AAOIFI Approves Draft of FAS 51 on Participatory Ventures and Reviews Key Standards at 42nd Accounting Board Meeting

The Accounting Board (AAB) of the Accounting and Auditing Organization for Islamic Financial Institutions (AAOIFI) convened its 42nd meeting on April 22-23, 2025, at AAOIFI’s headquarters in the Kingdom of Bahrain. The session marked a significant milestone with the board granting in-principle approval for the issuance of Financial Accounting Standard (FAS) 51 titled ‘Participatory Ventures’, among other important deliberations on existing standards and proposed revisions.

FAS 51 has been developed to establish a consistent accounting and financial reporting framework for participatory ventures, which are a core aspect of Islamic finance. Unlike conventional equity-based investments, participatory ventures often operate under profit-and-loss sharing models such as Mudarabah and Musharakah. The proposed standard expands on earlier frameworks by addressing not only the investor’s perspective but also encompassing financial reporting obligations for the working partner and the venture entity itself.

Mr. Hamad Al Oqab, Chairman of the Accounting Board, underscored the significance of the new standard. “The new standard is now also addressing the financial reporting requirements for the working partner and the venture itself, in addition to the earlier standard’s requirements applicable only to the investor,” he stated. “These updates are better aligned with the new conceptual framework and generally accepted accounting principles.” Mr. Al Oqab also praised the dedicated efforts of board members, working groups, and the AAOIFI secretariat in advancing this critical initiative.

Another important development during the meeting was the board’s decision, in principle, to withdraw FAS 26 titled ‘Investment in Real Estate’. The rationale behind this move is that the accounting treatments covered under FAS 26 are now sufficiently addressed by widely accepted accounting standards. However, the board resolved that a formal statement would be issued in due course to provide guidance on how generally accepted accounting principles (GAAP) should be applied to Islamic financial institutions in the context of real estate investments. Until such time, FAS 26 will remain in effect.

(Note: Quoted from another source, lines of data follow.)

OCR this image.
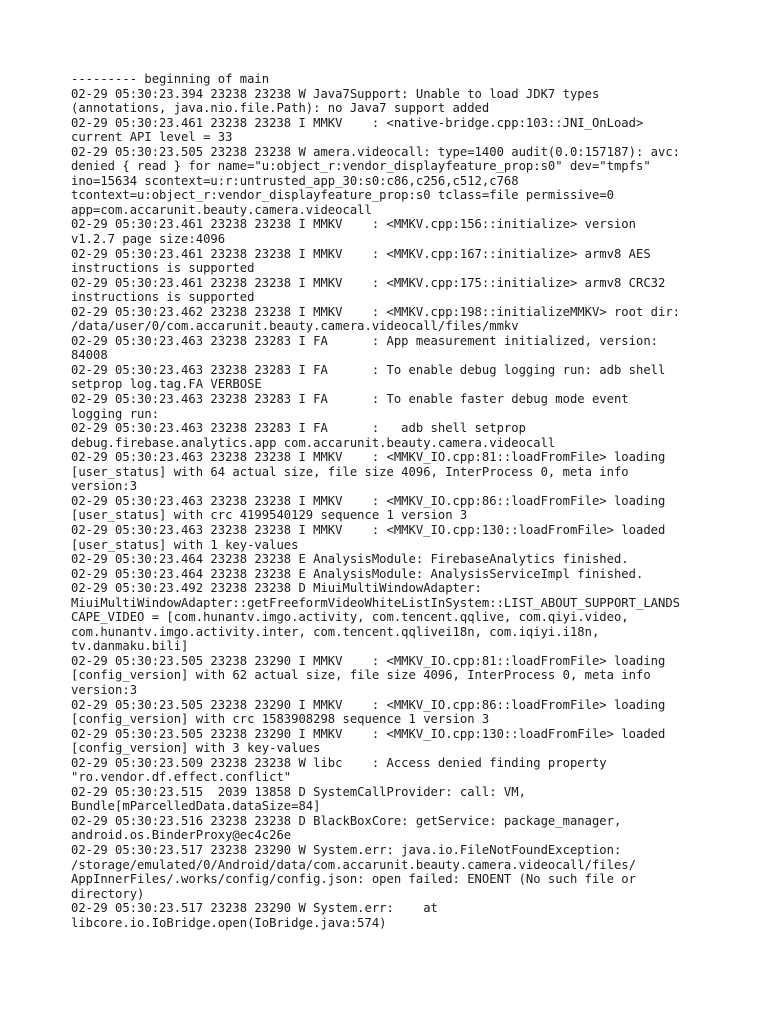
--------- beginning of main
02-29 05:30:23.394 23238 23238 W Java7Support: Unable to load JDK7 types
(annotations, java.nio.file.Path): no Java7 support added
02-29 05:30:23.461 23238 23238 I MMKV    : <native-bridge.cpp:103::JNI_OnLoad>
current API level = 33
02-29 05:30:23.505 23238 23238 W amera.videocall: type=1400 audit(0.0:157187): avc:
denied { read } for name="u:object_r:vendor_displayfeature_prop:s0" dev="tmpfs"
ino=15634 scontext=u:r:untrusted_app_30:s0:c86,c256,c512,c768
tcontext=u:object_r:vendor_displayfeature_prop:s0 tclass=file permissive=0
app=com.accarunit.beauty.camera.videocall
02-29 05:30:23.461 23238 23238 I MMKV    : <MMKV.cpp:156::initialize> version
v1.2.7 page size:4096
02-29 05:30:23.461 23238 23238 I MMKV    : <MMKV.cpp:167::initialize> armv8 AES
instructions is supported
02-29 05:30:23.461 23238 23238 I MMKV    : <MMKV.cpp:175::initialize> armv8 CRC32
instructions is supported
02-29 05:30:23.462 23238 23238 I MMKV    : <MMKV.cpp:198::initializeMMKV> root dir:
/data/user/0/com.accarunit.beauty.camera.videocall/files/mmkv
02-29 05:30:23.463 23238 23283 I FA      : App measurement initialized, version:
84008
02-29 05:30:23.463 23238 23283 I FA      : To enable debug logging run: adb shell
setprop log.tag.FA VERBOSE
02-29 05:30:23.463 23238 23283 I FA      : To enable faster debug mode event
logging run:
02-29 05:30:23.463 23238 23283 I FA      :   adb shell setprop
debug.firebase.analytics.app com.accarunit.beauty.camera.videocall
02-29 05:30:23.463 23238 23238 I MMKV    : <MMKV_IO.cpp:81::loadFromFile> loading
[user_status] with 64 actual size, file size 4096, InterProcess 0, meta info
version:3
02-29 05:30:23.463 23238 23238 I MMKV    : <MMKV_IO.cpp:86::loadFromFile> loading
[user_status] with crc 4199540129 sequence 1 version 3
02-29 05:30:23.463 23238 23238 I MMKV    : <MMKV_IO.cpp:130::loadFromFile> loaded
[user_status] with 1 key-values
02-29 05:30:23.464 23238 23238 E AnalysisModule: FirebaseAnalytics finished.
02-29 05:30:23.464 23238 23238 E AnalysisModule: AnalysisServiceImpl finished.
02-29 05:30:23.492 23238 23238 D MiuiMultiWindowAdapter:
MiuiMultiWindowAdapter::getFreeformVideoWhiteListInSystem::LIST_ABOUT_SUPPORT_LANDS
CAPE_VIDEO = [com.hunantv.imgo.activity, com.tencent.qqlive, com.qiyi.video,
com.hunantv.imgo.activity.inter, com.tencent.qqlivei18n, com.iqiyi.i18n,
tv.danmaku.bili]
02-29 05:30:23.505 23238 23290 I MMKV    : <MMKV_IO.cpp:81::loadFromFile> loading
[config_version] with 62 actual size, file size 4096, InterProcess 0, meta info
version:3
02-29 05:30:23.505 23238 23290 I MMKV    : <MMKV_IO.cpp:86::loadFromFile> loading
[config_version] with crc 1583908298 sequence 1 version 3
02-29 05:30:23.505 23238 23290 I MMKV    : <MMKV_IO.cpp:130::loadFromFile> loaded
[config_version] with 3 key-values
02-29 05:30:23.509 23238 23238 W libc    : Access denied finding property
"ro.vendor.df.effect.conflict"
02-29 05:30:23.515  2039 13858 D SystemCallProvider: call: VM,
Bundle[mParcelledData.dataSize=84]
02-29 05:30:23.516 23238 23238 D BlackBoxCore: getService: package_manager,
android.os.BinderProxy@ec4c26e
02-29 05:30:23.517 23238 23290 W System.err: java.io.FileNotFoundException:
/storage/emulated/0/Android/data/com.accarunit.beauty.camera.videocall/files/
AppInnerFiles/.works/config/config.json: open failed: ENOENT (No such file or
directory)
02-29 05:30:23.517 23238 23290 W System.err:    at
libcore.io.IoBridge.open(IoBridge.java:574)
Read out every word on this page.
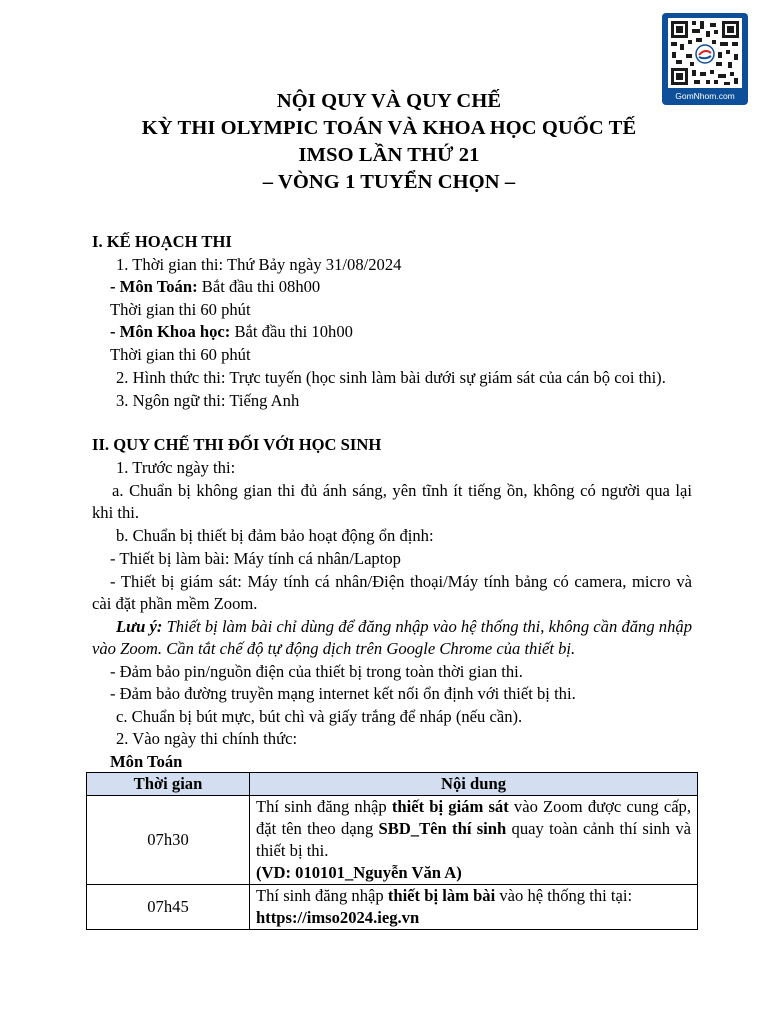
GomNhom.com
NỘI QUY VÀ QUY CHẾ
KỲ THI OLYMPIC TOÁN VÀ KHOA HỌC QUỐC TẾ
IMSO LẦN THỨ 21
– VÒNG 1 TUYỂN CHỌN –
I. KẾ HOẠCH THI
1. Thời gian thi: Thứ Bảy ngày 31/08/2024
- Môn Toán: Bắt đầu thi 08h00
Thời gian thi 60 phút
- Môn Khoa học: Bắt đầu thi 10h00
Thời gian thi 60 phút
2. Hình thức thi: Trực tuyến (học sinh làm bài dưới sự giám sát của cán bộ coi thi).
3. Ngôn ngữ thi: Tiếng Anh
II. QUY CHẾ THI ĐỐI VỚI HỌC SINH
1. Trước ngày thi:
a. Chuẩn bị không gian thi đủ ánh sáng, yên tĩnh ít tiếng ồn, không có người qua lại khi thi.
b. Chuẩn bị thiết bị đảm bảo hoạt động ổn định:
- Thiết bị làm bài: Máy tính cá nhân/Laptop
- Thiết bị giám sát: Máy tính cá nhân/Điện thoại/Máy tính bảng có camera, micro và cài đặt phần mềm Zoom.
Lưu ý: Thiết bị làm bài chỉ dùng để đăng nhập vào hệ thống thi, không cần đăng nhập vào Zoom. Cần tắt chế độ tự động dịch trên Google Chrome của thiết bị.
- Đảm bảo pin/nguồn điện của thiết bị trong toàn thời gian thi.
- Đảm bảo đường truyền mạng internet kết nối ổn định với thiết bị thi.
c. Chuẩn bị bút mực, bút chì và giấy trắng để nháp (nếu cần).
2. Vào ngày thi chính thức:
Môn Toán
Thời gian	Nội dung
07h30	Thí sinh đăng nhập thiết bị giám sát vào Zoom được cung cấp, đặt tên theo dạng SBD_Tên thí sinh quay toàn cảnh thí sinh và thiết bị thi.
(VD: 010101_Nguyễn Văn A)
07h45	Thí sinh đăng nhập thiết bị làm bài vào hệ thống thi tại:
https://imso2024.ieg.vn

The board also engaged in an in-depth discussion of public feedback received on the FAS Discussion Paper 01/2024, which explores the accounting and financial reporting framework for Tawarruq and Commodity Murabaha transactions. These structures are commonly used in Islamic finance to facilitate liquidity management and structured financing in a Shari’ah-compliant manner. In light of diverse stakeholder comments, the board concluded that further industry consultation is required before finalizing a new standard. This includes additional engagement with Shari’ah scholars, finance professionals, and institutional stakeholders via a dedicated roundtable session aimed at refining the proposed approach.

Additionally, the board reviewed its annual work plan and assessed the progress of ongoing projects and standard development initiatives. The plan includes the continued evolution of AAOIFI’s accounting standards to align with contemporary market practices while maintaining fidelity to Islamic financial principles.

This meeting underscores AAOIFI’s ongoing role in setting robust, Shari’ah-compliant accounting standards for Islamic financial institutions worldwide. By embracing evolving practices and seeking active industry input, AAOIFI aims to enhance transparency, accountability, and investor confidence within the Islamic finance ecosystem.